DHS was not ready for the immediate volume created by the 10-day response demand.
The insistence by the Hutchinson administration on the 10-day response demand is particularly troubling since DHS is clearly not prepared to handle the volume of responses. By their own admission, some people have been automatically terminated even though they sent in documentation, simply because DHS was not able to process them in time. (Webb said that DHS has been alerted about such cases but she does not know many there are.)
Under the circumstances, you might think that Hutchinson would be open to a longer response period as the kinks get worked out. But nope. The moratorium temporarily stops terminations, but does nothing for those whose coverage has already been eliminated (including both people are who are in fact eligible and people who replied to the verification letter but didn't have their information processed in time by DHS). Once the moratorium is lifted, nothing will be done to slow down a system that is kicking tens of thousands of eligible beneficiaries off of their health insurance. The governor has hired new staff—a wise (if late) move, but many are understandably wary of DHS being able to handle these verifications going forward given this fiasco. And note that beneficiaries have, under federal law, 90 days to send in proof of eligibility after their coverage is terminated—if they do, coverage must be reinstated. That means DHS will be dealing with even more volume soon. Anyone have faith that everything will go smoothly?

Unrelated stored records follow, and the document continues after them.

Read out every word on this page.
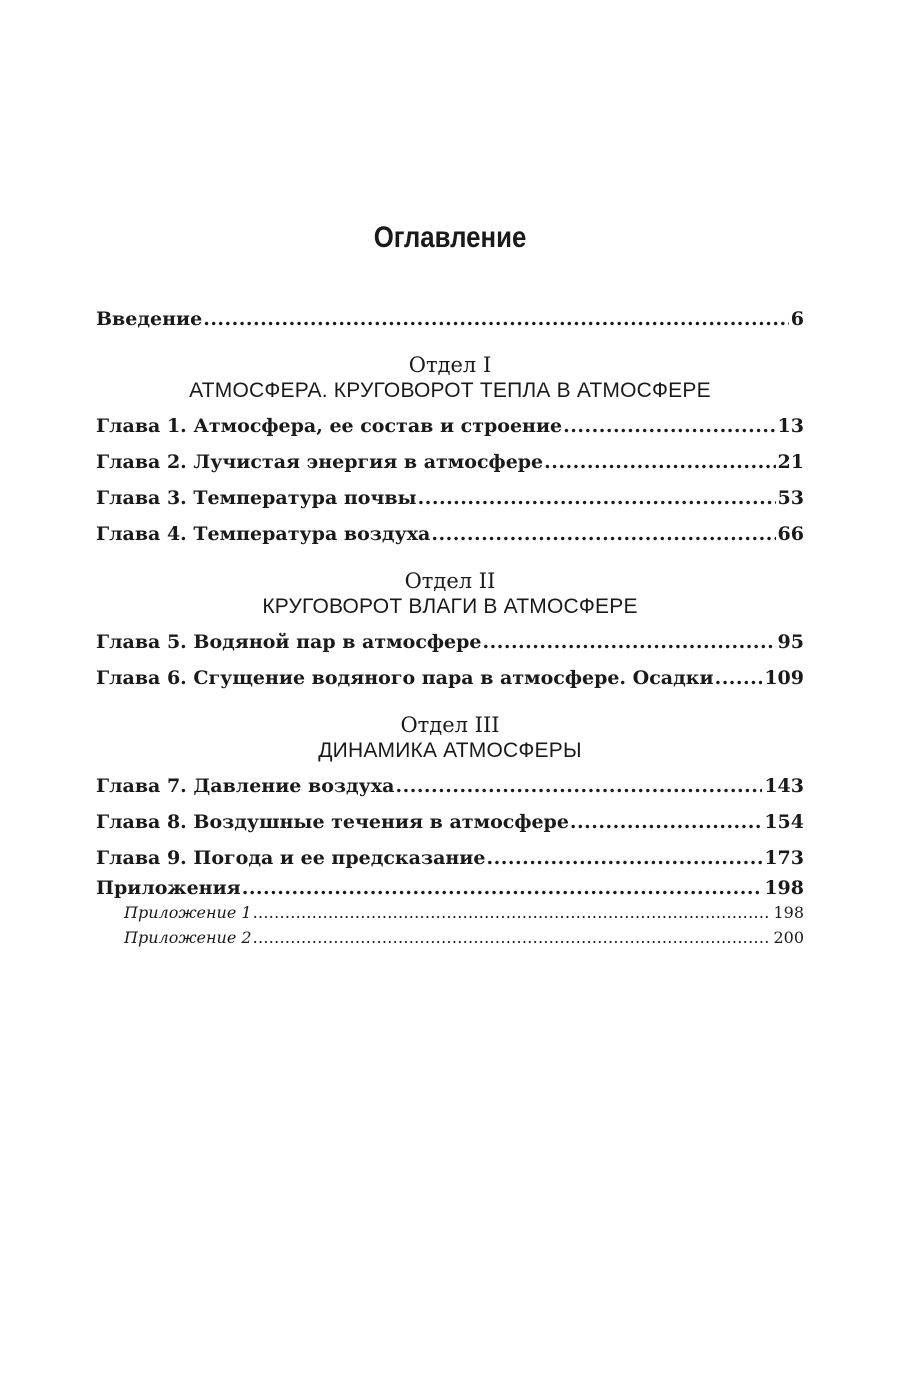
Оглавление
Введение .....	6
Отдел I
АТМОСФЕРА. КРУГОВОРОТ ТЕПЛА В АТМОСФЕРЕ
Глава 1. Атмосфера, ее состав и строение .....	13
Глава 2. Лучистая энергия в атмосфере .....	21
Глава 3. Температура почвы .....	53
Глава 4. Температура воздуха .....	66
Отдел II
КРУГОВОРОТ ВЛАГИ В АТМОСФЕРЕ
Глава 5. Водяной пар в атмосфере .....	95
Глава 6. Сгущение водяного пара в атмосфере. Осадки .....	109
Отдел III
ДИНАМИКА АТМОСФЕРЫ
Глава 7. Давление воздуха .....	143
Глава 8. Воздушные течения в атмосфере .....	154
Глава 9. Погода и ее предсказание .....	173
Приложения .....	198
Приложение 1 .....	198
Приложение 2 .....	200
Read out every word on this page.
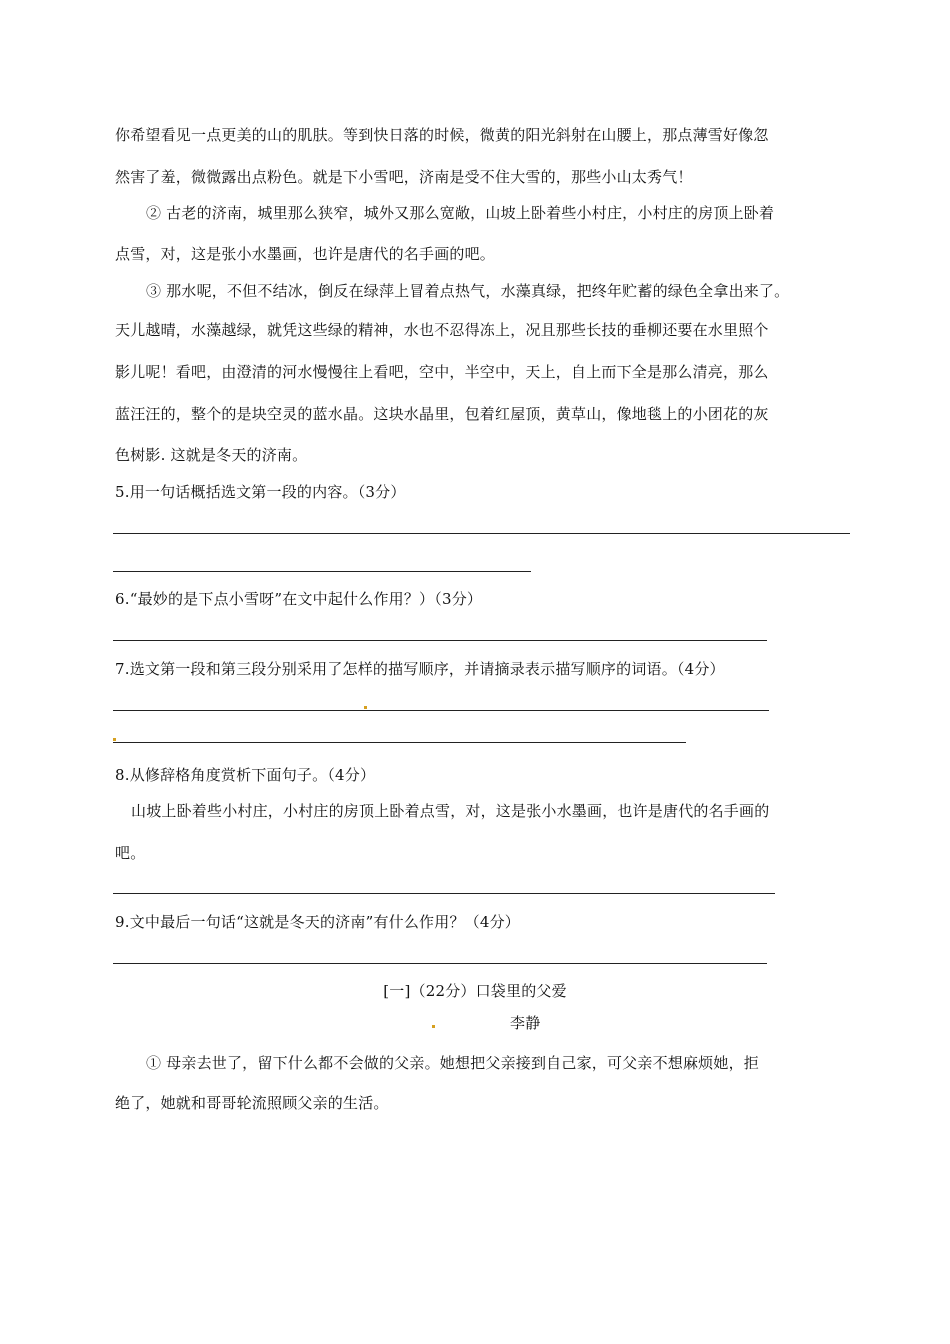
你希望看见一点更美的山的肌肤。等到快日落的时候，微黄的阳光斜射在山腰上，那点薄雪好像忽
然害了羞，微微露出点粉色。就是下小雪吧，济南是受不住大雪的，那些小山太秀气！
② 古老的济南，城里那么狭窄，城外又那么宽敞，山坡上卧着些小村庄，小村庄的房顶上卧着
点雪，对，这是张小水墨画，也许是唐代的名手画的吧。
③ 那水呢，不但不结冰，倒反在绿萍上冒着点热气，水藻真绿，把终年贮蓄的绿色全拿出来了。
天儿越晴，水藻越绿，就凭这些绿的精神，水也不忍得冻上，况且那些长技的垂柳还要在水里照个
影儿呢！看吧，由澄清的河水慢慢往上看吧，空中，半空中，天上，自上而下全是那么清亮，那么
蓝汪汪的，整个的是块空灵的蓝水晶。这块水晶里，包着红屋顶，黄草山，像地毯上的小团花的灰
色树影. 这就是冬天的济南。
5.用一句话概括选文第一段的内容。（3分）
6.“最妙的是下点小雪呀”在文中起什么作用？）（3分）
7.选文第一段和第三段分别采用了怎样的描写顺序，并请摘录表示描写顺序的词语。（4分）
8.从修辞格角度赏析下面句子。（4分）
山坡上卧着些小村庄，小村庄的房顶上卧着点雪，对，这是张小水墨画，也许是唐代的名手画的
吧。
9.文中最后一句话“这就是冬天的济南”有什么作用？（4分）
[一]（22分）口袋里的父爱
李静
① 母亲去世了，留下什么都不会做的父亲。她想把父亲接到自己家，可父亲不想麻烦她，拒
绝了，她就和哥哥轮流照顾父亲的生活。
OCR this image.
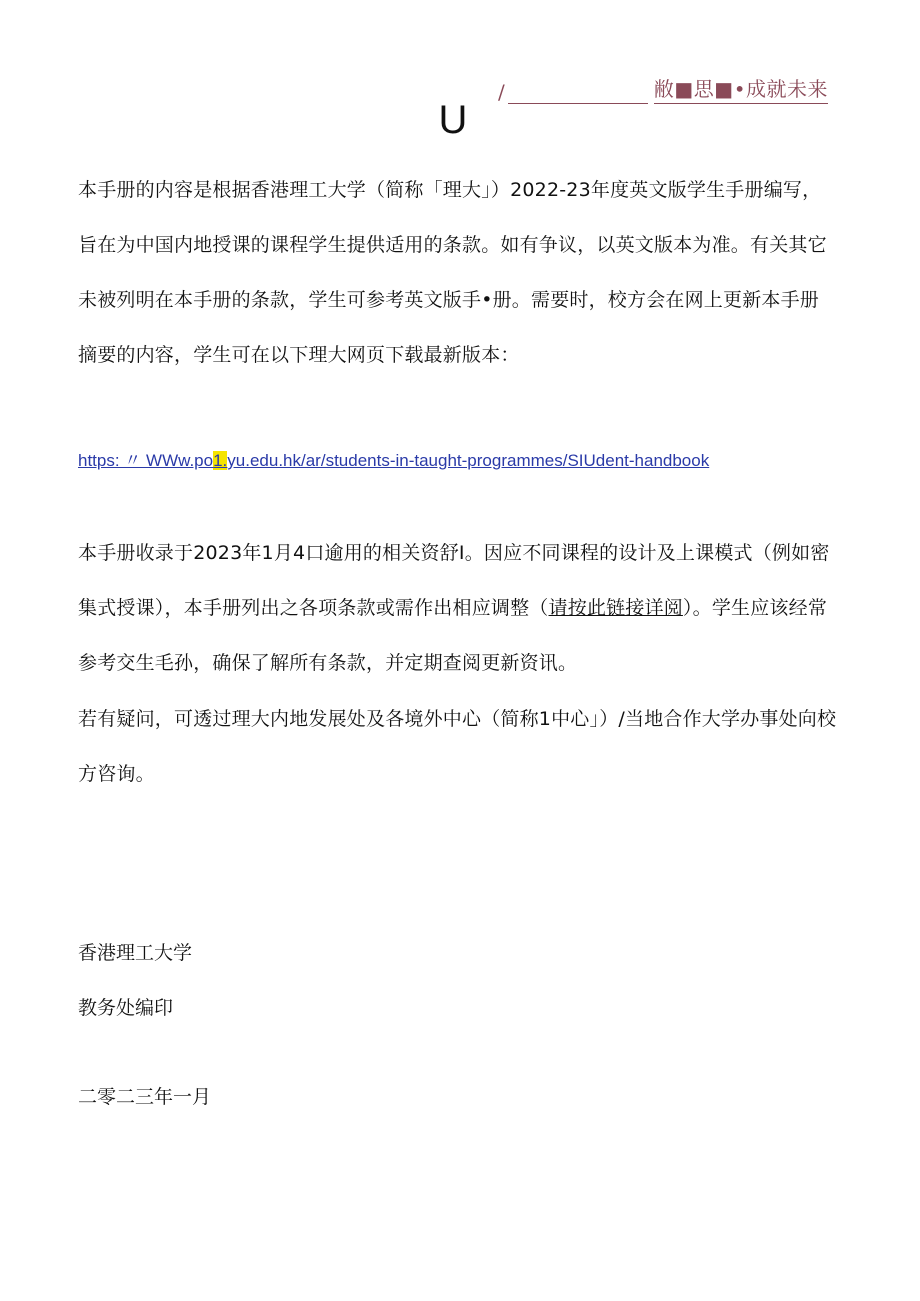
/	敝■思■•成就未来
U

本手册的内容是根据香港理工大学（简称「理大」）2022-23年度英文版学生手册编写，旨在为中国内地授课的课程学生提供适用的条款。如有争议，以英文版本为准。有关其它未被列明在本手册的条款，学生可参考英文版手•册。需要时，校方会在网上更新本手册摘要的内容，学生可在以下理大网页下载最新版本：

https: 〃 WWw.po1.yu.edu.hk/ar/students-in-taught-programmes/SIUdent-handbook

本手册收录于2023年1月4口逾用的相关资舒I。因应不同课程的设计及上课模式（例如密集式授课），本手册列出之各项条款或需作出相应调整（请按此链接详阅）。学生应该经常参考交生毛孙，确保了解所有条款，并定期查阅更新资讯。

若有疑问，可透过理大内地发展处及各境外中心（简称1中心」）/当地合作大学办事处向校方咨询。

香港理工大学

教务处编印

二零二三年一月
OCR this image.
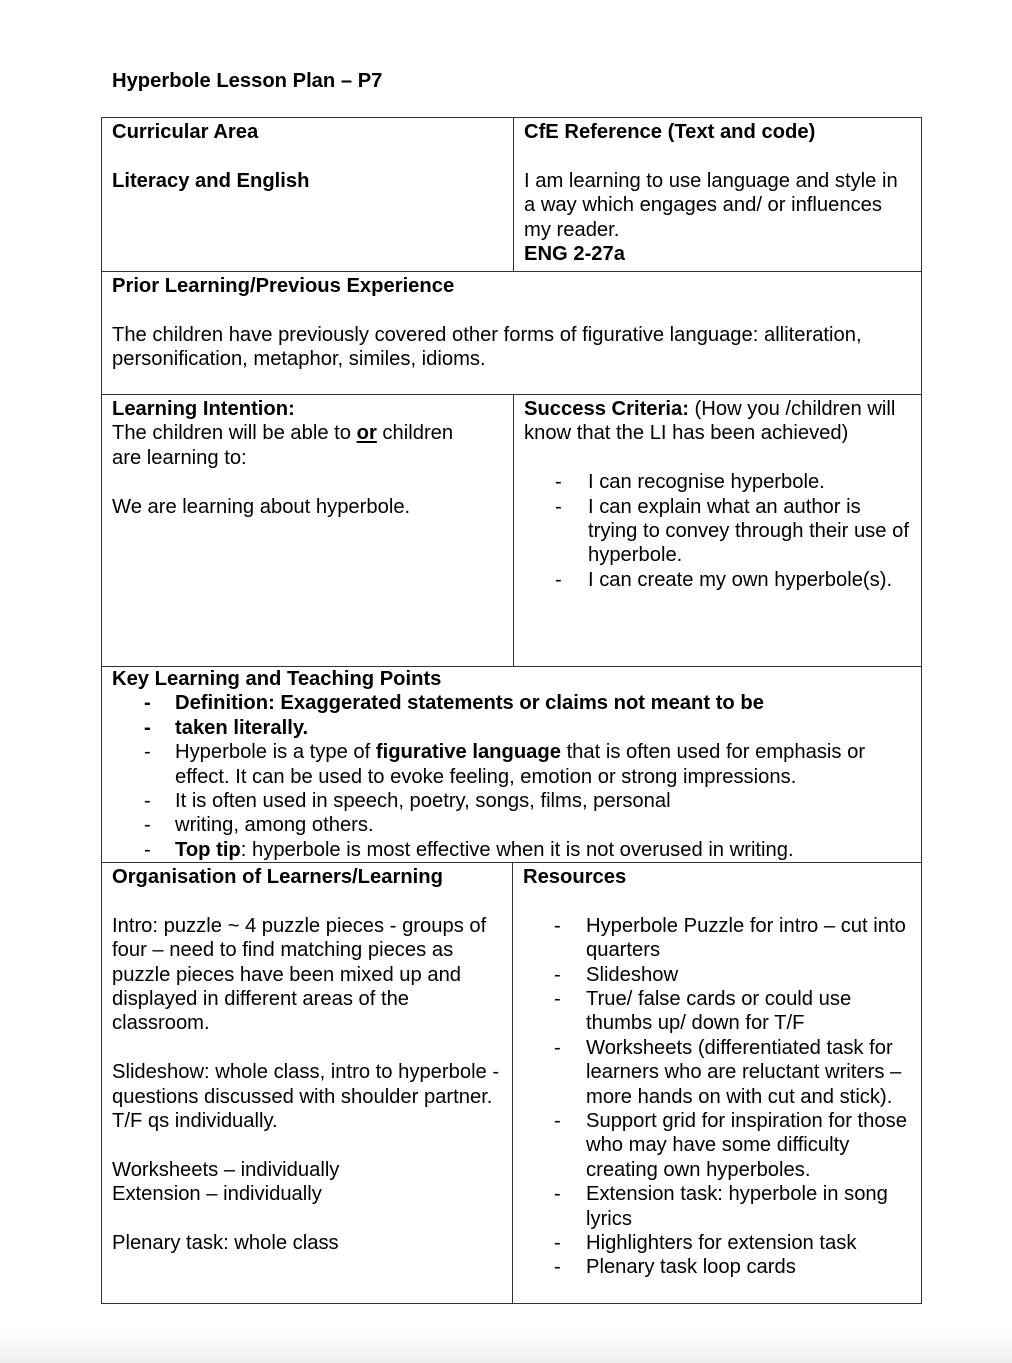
Hyperbole Lesson Plan – P7

Curricular Area

Literacy and English

CfE Reference (Text and code)

I am learning to use language and style in a way which engages and/ or influences my reader.

ENG 2-27a

Prior Learning/Previous Experience

The children have previously covered other forms of figurative language: alliteration, personification, metaphor, similes, idioms.

Learning Intention:

The children will be able to or children are learning to:

We are learning about hyperbole.

Success Criteria: (How you /children will know that the LI has been achieved)

- I can recognise hyperbole.
- I can explain what an author is trying to convey through their use of hyperbole.
- I can create my own hyperbole(s).

Key Learning and Teaching Points

- Definition: Exaggerated statements or claims not meant to be
- taken literally.
- Hyperbole is a type of figurative language that is often used for emphasis or effect. It can be used to evoke feeling, emotion or strong impressions.
- It is often used in speech, poetry, songs, films, personal
- writing, among others.
- Top tip: hyperbole is most effective when it is not overused in writing.

Organisation of Learners/Learning

Intro: puzzle ~ 4 puzzle pieces - groups of four – need to find matching pieces as puzzle pieces have been mixed up and displayed in different areas of the classroom.

Slideshow: whole class, intro to hyperbole - questions discussed with shoulder partner. T/F qs individually.

Worksheets – individually

Extension – individually

Plenary task: whole class

Resources

- Hyperbole Puzzle for intro – cut into quarters
- Slideshow
- True/ false cards or could use thumbs up/ down for T/F
- Worksheets (differentiated task for learners who are reluctant writers – more hands on with cut and stick).
- Support grid for inspiration for those who may have some difficulty creating own hyperboles.
- Extension task: hyperbole in song lyrics
- Highlighters for extension task
- Plenary task loop cards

"If you want to stick to the 10 days, then you need to have a mechanism in place to handle the volume so that somehow if you aren’t able to process all of those renewal responses on a timely basis, you at least flag them so that they won’t be automatically terminated," Brooks said.
The governor's moratorium simply delays bad policy. He might instead commit to fixing a system that is, by design, bound to kick tens of thousands of eligible people off of their health insurance, creating a bureaucratic nightmare and disrupting the lives of the state's most vulnerable citizens.